What do you see as India’s problem with regard to water?
What do we mean when we say a city will run out of groundwater? Let me explain with the example of Bengaluru. Here in the centre of the city, groundwater levels have been consistently rising for a long time due to leakages from the piped water supply. At least in Bengaluru, a substantial proportion of groundwater recharging is happening from leaking pipelines. There is also leakage of sewage. In the centre of cities, very few people are pumping water, too. The groundwater level is quite shallow.
The bigger worry is our inability to manage our waste water. In almost every city, 75-80 per cent of the water that comes into the city is released as waste water. The consumptive water is substantial. Very little water is stored in bodies — almost everything is emitted one way or the other as waste water. The urban water problem to my mind is not one of not having enough water but not having enough clean water.
Even with the Har Ghar Jal scheme, we are focusing on water through taps but not looking at treating the water used and converted into waste.
The Ganga, Yamuna, Musi, Mutha, Adyar, Cooum — no matter which one you look at — are open drains. If you look at the Mississippi river in the US — and I know it’s not fair comparison because the climate is so very different — its water is used several times before it reaches the sea.

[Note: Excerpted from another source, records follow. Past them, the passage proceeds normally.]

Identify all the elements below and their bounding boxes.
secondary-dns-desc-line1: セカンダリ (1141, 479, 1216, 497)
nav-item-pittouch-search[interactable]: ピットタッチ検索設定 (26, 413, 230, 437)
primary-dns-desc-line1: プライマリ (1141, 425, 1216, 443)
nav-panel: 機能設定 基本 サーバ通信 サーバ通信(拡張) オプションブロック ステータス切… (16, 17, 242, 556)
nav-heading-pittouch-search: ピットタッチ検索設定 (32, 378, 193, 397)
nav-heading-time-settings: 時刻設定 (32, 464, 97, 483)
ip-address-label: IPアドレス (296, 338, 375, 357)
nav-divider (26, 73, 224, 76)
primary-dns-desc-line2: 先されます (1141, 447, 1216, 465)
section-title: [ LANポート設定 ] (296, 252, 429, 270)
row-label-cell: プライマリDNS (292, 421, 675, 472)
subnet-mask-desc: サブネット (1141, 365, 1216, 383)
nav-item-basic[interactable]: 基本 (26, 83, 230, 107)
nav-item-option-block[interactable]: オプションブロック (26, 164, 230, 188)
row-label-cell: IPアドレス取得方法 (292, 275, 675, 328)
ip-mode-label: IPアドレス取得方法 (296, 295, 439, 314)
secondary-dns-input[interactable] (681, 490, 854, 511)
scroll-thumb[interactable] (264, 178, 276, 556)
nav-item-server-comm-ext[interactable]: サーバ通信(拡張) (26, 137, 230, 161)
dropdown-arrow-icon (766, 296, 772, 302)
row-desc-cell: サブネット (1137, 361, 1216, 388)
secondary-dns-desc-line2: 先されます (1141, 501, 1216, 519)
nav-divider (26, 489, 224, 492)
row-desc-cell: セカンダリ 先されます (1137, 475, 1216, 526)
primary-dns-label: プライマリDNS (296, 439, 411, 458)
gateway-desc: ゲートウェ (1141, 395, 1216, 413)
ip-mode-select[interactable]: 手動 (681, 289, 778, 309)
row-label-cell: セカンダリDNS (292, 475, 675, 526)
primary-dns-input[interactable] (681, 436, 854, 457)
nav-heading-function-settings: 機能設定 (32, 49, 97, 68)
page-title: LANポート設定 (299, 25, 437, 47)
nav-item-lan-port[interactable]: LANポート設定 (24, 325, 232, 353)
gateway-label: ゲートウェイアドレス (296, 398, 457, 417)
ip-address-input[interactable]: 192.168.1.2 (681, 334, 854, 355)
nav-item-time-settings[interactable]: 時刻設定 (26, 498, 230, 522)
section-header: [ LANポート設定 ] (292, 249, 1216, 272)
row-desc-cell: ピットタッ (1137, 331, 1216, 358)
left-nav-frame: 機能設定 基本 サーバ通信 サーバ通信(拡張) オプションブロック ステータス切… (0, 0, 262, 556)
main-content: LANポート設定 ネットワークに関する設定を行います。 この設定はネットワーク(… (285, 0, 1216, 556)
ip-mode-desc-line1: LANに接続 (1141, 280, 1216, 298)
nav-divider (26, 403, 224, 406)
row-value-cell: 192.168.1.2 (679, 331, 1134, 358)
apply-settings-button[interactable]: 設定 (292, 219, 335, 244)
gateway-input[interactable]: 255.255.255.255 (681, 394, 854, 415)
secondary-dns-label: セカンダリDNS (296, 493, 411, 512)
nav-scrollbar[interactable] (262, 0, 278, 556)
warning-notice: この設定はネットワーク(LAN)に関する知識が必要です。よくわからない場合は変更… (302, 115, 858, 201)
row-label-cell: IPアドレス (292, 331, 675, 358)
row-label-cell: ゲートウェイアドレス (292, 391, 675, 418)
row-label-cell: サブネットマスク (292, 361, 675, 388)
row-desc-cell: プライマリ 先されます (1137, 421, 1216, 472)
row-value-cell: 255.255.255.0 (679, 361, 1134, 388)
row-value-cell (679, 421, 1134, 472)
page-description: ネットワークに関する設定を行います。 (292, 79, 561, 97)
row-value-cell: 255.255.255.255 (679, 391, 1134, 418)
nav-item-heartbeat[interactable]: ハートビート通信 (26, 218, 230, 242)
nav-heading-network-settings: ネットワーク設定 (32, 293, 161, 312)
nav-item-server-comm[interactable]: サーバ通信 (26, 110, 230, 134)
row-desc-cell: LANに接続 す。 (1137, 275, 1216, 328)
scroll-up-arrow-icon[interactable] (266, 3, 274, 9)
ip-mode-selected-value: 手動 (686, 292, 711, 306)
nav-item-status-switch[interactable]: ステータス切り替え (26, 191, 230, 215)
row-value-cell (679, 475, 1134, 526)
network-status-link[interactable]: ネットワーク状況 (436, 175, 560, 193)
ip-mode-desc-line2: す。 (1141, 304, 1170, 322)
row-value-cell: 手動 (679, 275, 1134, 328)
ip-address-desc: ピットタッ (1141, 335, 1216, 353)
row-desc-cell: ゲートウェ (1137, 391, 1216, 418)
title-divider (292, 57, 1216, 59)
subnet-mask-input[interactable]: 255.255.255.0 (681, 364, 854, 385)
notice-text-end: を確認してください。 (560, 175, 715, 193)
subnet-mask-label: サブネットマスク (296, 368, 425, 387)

The water is treated, reused, and subject to all kinds of secondary and tertiary treatment.
Why has this happened?
We have severely underinvested in waste water treatment. We charge for water a minimal amount and we don’t charge
anything extra for providing sewerage service. As a result, every water entity is cash-strapped.
How can we solve this problem?
We need to change our mind set. Start considering the possibility that waste water can be cleaned and reused in some way. We have to change the financing. Water utilities have no incentive as of today to invest in waste water treatment. This has to change.
It can be done through some kind of subsidy from the government, paying the utility for every litre of waste water treated to a certain set standard. Currently, whatever the government gives the utilities is not linked to any outcome.
This has to be done at the municipal level. At least in rich cities, you need
to get consumers to pay for sewage and waste water treatment. Operational costs can be met through user fees. Then, the government can separately create a fund to pay utilities for achieving certain targets.
In many countries, people are now treating and using their waste water very creatively. Better-off citizens must realise their obligations and start paying for such services. Those who cannot afford it can continue to be given free water and so on but those who can afford it must pay.
There is a second fundamental problem with our water utilities. They are staffed with only engineers or even retired engineers as consultants. There are very few public finance or environmental or social science professionals in these utilities. This doesn’t work. The approach has to be holistic.